Nor as many moves that have left many scratching their heads.
You have outlier West Virginia in the Big 12.
You have outlier Missouri in the SEC.
You have outliers Boise State and San Diego State in the Big East for football only, making a mockery of the league's name.
"If we had this conversation five years ago, and I said, 'Do you see any way school X would join conference Y?' You would have said that will never happen," Notre Dame athletic director Jack Swarbrick said recently, being careful not to name anybody by name.
What has been business that occupied athletic directors and commissioners only on occasion has turned into a constant preoccupation. Cellphone batteries are dead at midday; conference calls are held year-round. For a league like the Mountain West, constant change has been the norm.

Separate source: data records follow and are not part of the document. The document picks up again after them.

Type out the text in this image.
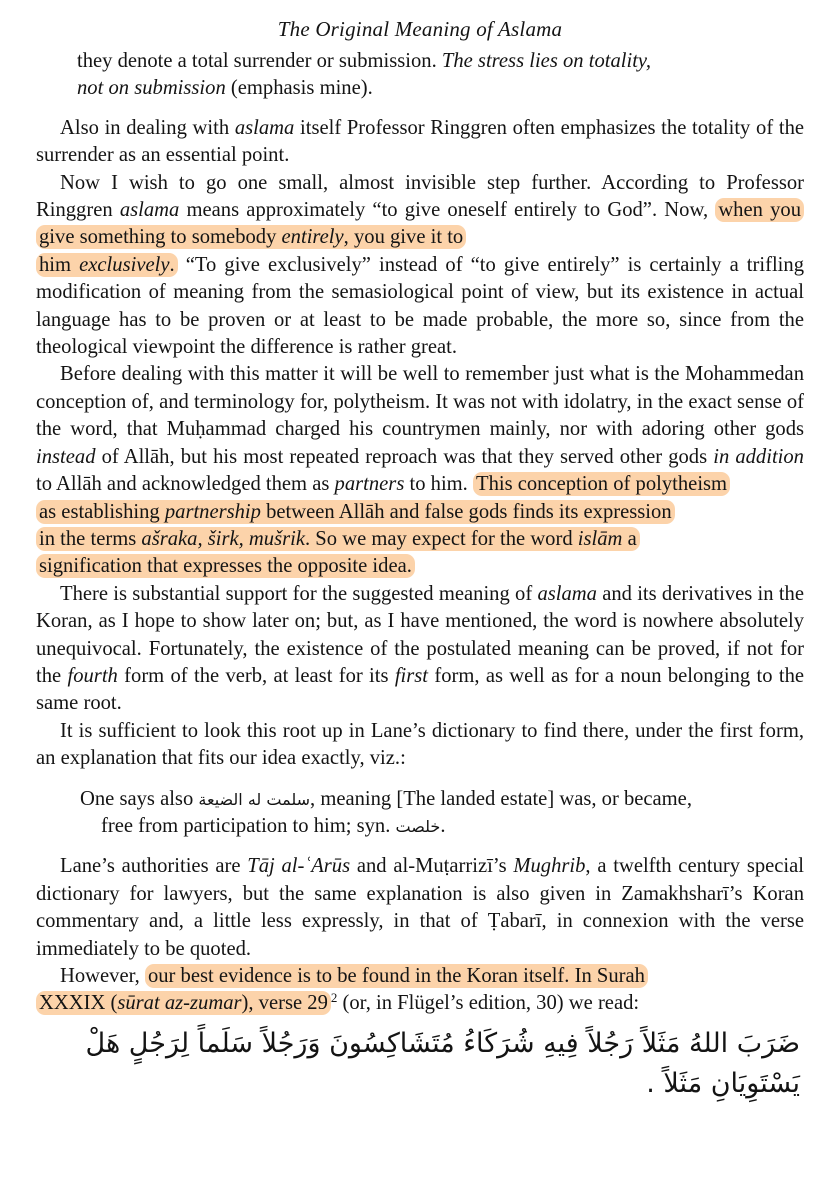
The Original Meaning of Aslama

they denote a total surrender or submission. The stress lies on totality,
not on submission (emphasis mine).

Also in dealing with aslama itself Professor Ringgren often emphasizes the totality of the surrender as an essential point.

Now I wish to go one small, almost invisible step further. According to Professor Ringgren aslama means approximately “to give oneself entirely to God”. Now, when you give something to somebody entirely, you give it to
him exclusively. “To give exclusively” instead of “to give entirely” is certainly a trifling modification of meaning from the semasiological point of view, but its existence in actual language has to be proven or at least to be made probable, the more so, since from the theological viewpoint the difference is rather great.

Before dealing with this matter it will be well to remember just what is the Mohammedan conception of, and terminology for, polytheism. It was not with idolatry, in the exact sense of the word, that Muḥammad charged his countrymen mainly, nor with adoring other gods instead of Allāh, but his most repeated reproach was that they served other gods in addition to Allāh and acknowledged them as partners to him. This conception of polytheism
as establishing partnership between Allāh and false gods finds its expression
in the terms ašraka, širk, mušrik. So we may expect for the word islām a
signification that expresses the opposite idea.

There is substantial support for the suggested meaning of aslama and its derivatives in the Koran, as I hope to show later on; but, as I have mentioned, the word is nowhere absolutely unequivocal. Fortunately, the existence of the postulated meaning can be proved, if not for the fourth form of the verb, at least for its first form, as well as for a noun belonging to the same root.

It is sufficient to look this root up in Lane’s dictionary to find there, under the first form, an explanation that fits our idea exactly, viz.:

One says also سلمت له الضيعة, meaning [The landed estate] was, or became,
free from participation to him; syn. خلصت.

Lane’s authorities are Tāj al-ʿArūs and al-Muṭarrizī’s Mughrib, a twelfth century special dictionary for lawyers, but the same explanation is also given in Zamakhsharī’s Koran commentary and, a little less expressly, in that of Ṭabarī, in connexion with the verse immediately to be quoted.

However, our best evidence is to be found in the Koran itself. In Surah
XXXIX (sūrat az-zumar), verse 29 $^2$ (or, in Flügel’s edition, 30) we read:

ضَرَبَ اللهُ مَثَلاً رَجُلاً فِيهِ شُرَكَاءُ مُتَشَاكِسُونَ وَرَجُلاً سَلَماً لِرَجُلٍ هَلْ
يَسْتَوِيَانِ مَثَلاً .
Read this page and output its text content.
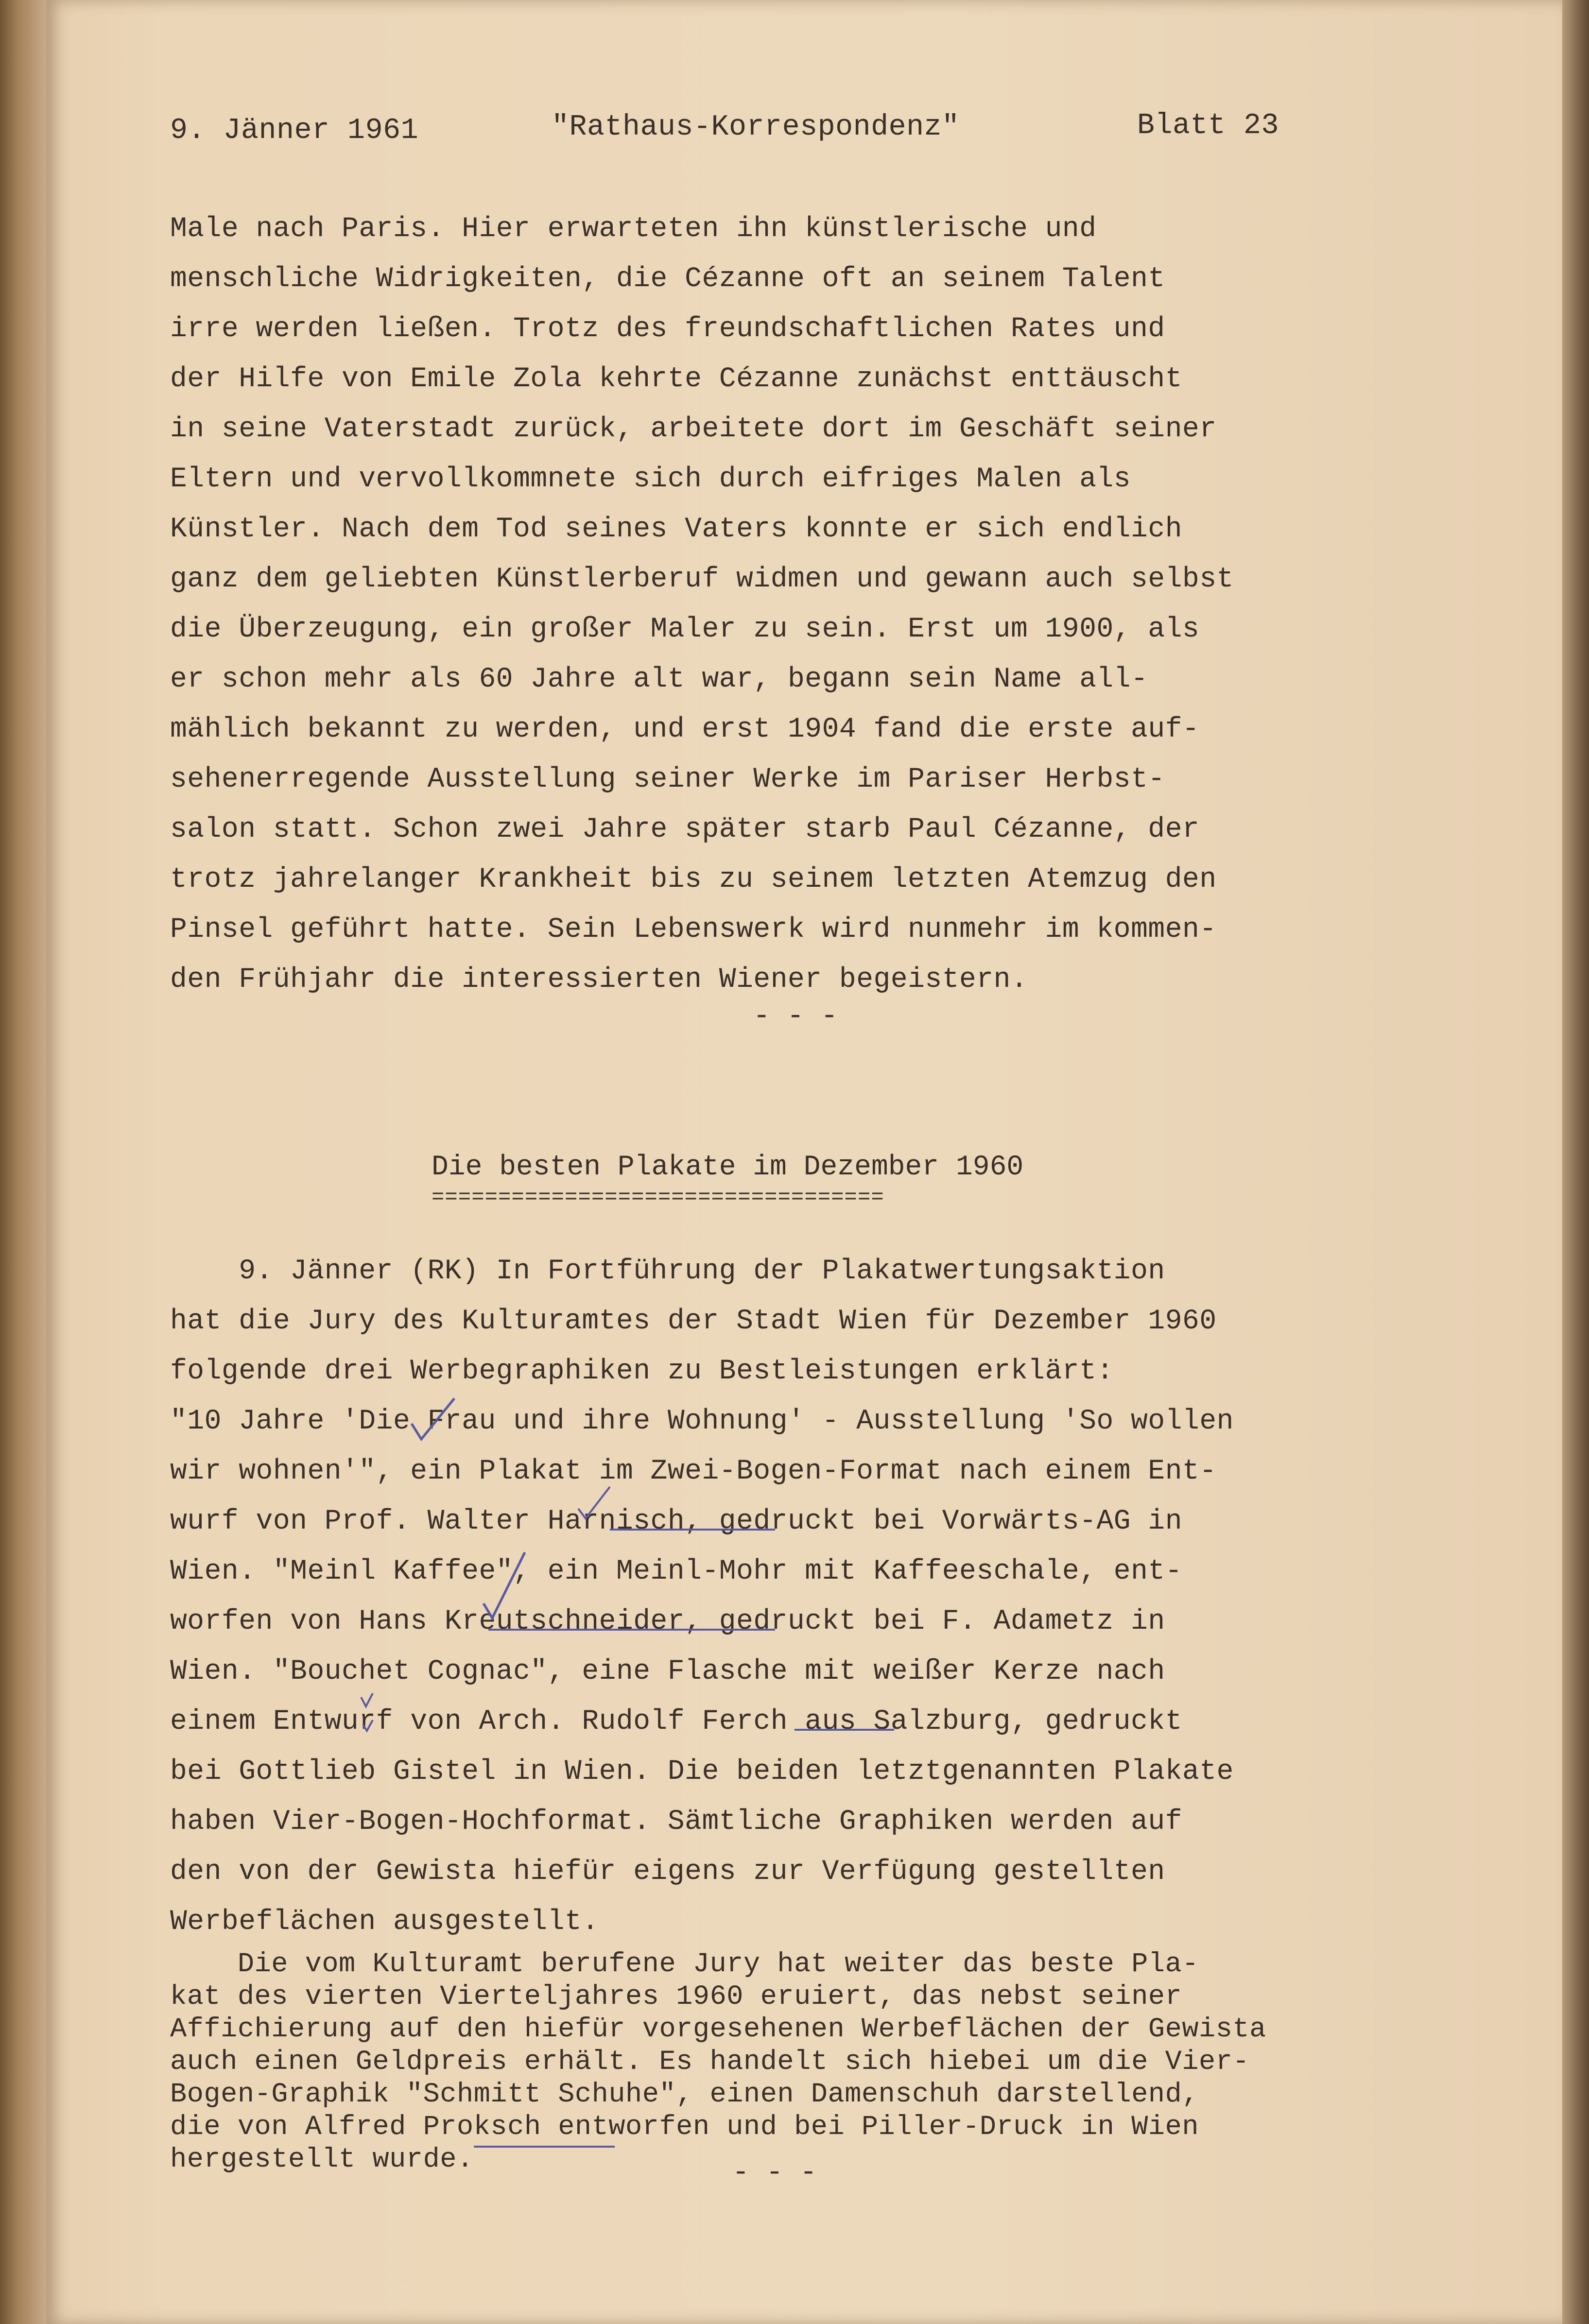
9. Jänner 1961	"Rathaus-Korrespondenz"	Blatt 23
Male nach Paris. Hier erwarteten ihn künstlerische und
menschliche Widrigkeiten, die Cézanne oft an seinem Talent
irre werden ließen. Trotz des freundschaftlichen Rates und
der Hilfe von Emile Zola kehrte Cézanne zunächst enttäuscht
in seine Vaterstadt zurück, arbeitete dort im Geschäft seiner
Eltern und vervollkommnete sich durch eifriges Malen als
Künstler. Nach dem Tod seines Vaters konnte er sich endlich
ganz dem geliebten Künstlerberuf widmen und gewann auch selbst
die Überzeugung, ein großer Maler zu sein. Erst um 1900, als
er schon mehr als 60 Jahre alt war, begann sein Name all-
mählich bekannt zu werden, und erst 1904 fand die erste auf-
sehenerregende Ausstellung seiner Werke im Pariser Herbst-
salon statt. Schon zwei Jahre später starb Paul Cézanne, der
trotz jahrelanger Krankheit bis zu seinem letzten Atemzug den
Pinsel geführt hatte. Sein Lebenswerk wird nunmehr im kommen-
den Frühjahr die interessierten Wiener begeistern.
- - -
Die besten Plakate im Dezember 1960
==================================
9. Jänner (RK) In Fortführung der Plakatwertungsaktion
hat die Jury des Kulturamtes der Stadt Wien für Dezember 1960
folgende drei Werbegraphiken zu Bestleistungen erklärt:
"10 Jahre 'Die Frau und ihre Wohnung' - Ausstellung 'So wollen
wir wohnen'", ein Plakat im Zwei-Bogen-Format nach einem Ent-
wurf von Prof. Walter Harnisch, gedruckt bei Vorwärts-AG in
Wien. "Meinl Kaffee", ein Meinl-Mohr mit Kaffeeschale, ent-
worfen von Hans Kreutschneider, gedruckt bei F. Adametz in
Wien. "Bouchet Cognac", eine Flasche mit weißer Kerze nach
einem Entwurf von Arch. Rudolf Ferch aus Salzburg, gedruckt
bei Gottlieb Gistel in Wien. Die beiden letztgenannten Plakate
haben Vier-Bogen-Hochformat. Sämtliche Graphiken werden auf
den von der Gewista hiefür eigens zur Verfügung gestellten
Werbeflächen ausgestellt.
Die vom Kulturamt berufene Jury hat weiter das beste Pla-
kat des vierten Vierteljahres 1960 eruiert, das nebst seiner
Affichierung auf den hiefür vorgesehenen Werbeflächen der Gewista
auch einen Geldpreis erhält. Es handelt sich hiebei um die Vier-
Bogen-Graphik "Schmitt Schuhe", einen Damenschuh darstellend,
die von Alfred Proksch entworfen und bei Piller-Druck in Wien
hergestellt wurde.	- - -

After one membership change in its first 11 years, the league has added six members and lost five in the last two years. One, Boise State, has been added AND lost.
"For a century, people have changed leagues. It just seems to be drinking out of a firehouse recently for some of us," Mountain West commissioner Craig Thompson said. "I'm not as concerned about replacing members. What does frustrate me is being stewards of the game, the rivalries that may not happen. There are 10-plus games that have been played for over 100 years that are no longer scheduled. …
"Maybe that is a generational thing, maybe fans don't care. Maybe I'm too old school, but it's a frustration. These are market-driven decisions."
Decisions that have done away with games like Texas-Texas A&M; West Virginia-Pitt; Kansas-Missouri; Oklahoma-Nebraska, as Thompson mentioned.
Decisions that have many questioning whether college football is better today than it was even two years ago.
"To me, college football is as popular as any sport in our country. I just think it's sad we're screwing with it as much as we are because I don't think we have to," said Louisiana Tech coach Sonny Dykes, whose program has endured years of long travel as members of the WAC.
"It's a great product. It's stood the test of time, and it's stood the test of time because it's been slow to change. Here we are having this drastic change. In the long run, I don't think this is the best thing for college football."
Expansion may not be over, either. Recent speculation has focused on the Big 12, Florida State and Clemson. The Clemson Board of Trustees and Florida State's Board of Trustees chairman Andy Haggard have both said they must explore options if a viable conference alternative is presented to them.
The recent bowl alignment between the Big 12 and SEC has not helped matters, either, painting doomsday scenarios for the ACC and Big East.
Big 12 interim commissioner Chuck Neinas continues to maintain that his league is happy at 10. But if we have learned anything about the last year, it is the old refrain from "The X-Files."
Trust No One.
"We need to get to a time of greater stability," Swarbrick said. "Because one of the challenges with it isn't just that we've had change. It's that some of it hasn't played out in a way that is consistent with the ethos of colleges and universities in the United States. It's important to get a period of greater calm."
Not consistent with collegial values? Like Texas A&M changing its mind about the SEC a year after declining overtures? Like Missouri chancellor Brady Deaton serving as Big 12 board chairman while his school was exploring options to the SEC? Like Pitt voting against a new Big East TV deal last spring, only to turn around and leave for the ACC? Like West Virginia bullying its way out of the Big East without serving the required 27-month waiting period, filing suit against the Big East instead? Like Pitt filing its own suit to leave before the required waiting period?
Back-stabbing has become the norm, even with "University" attached to all these teams. Making moves is all about big business these days, regardless of hurt feelings or good ol' collegial ties.
The best deal wins.
That mentality all but assures the conference carousel will keep spinning.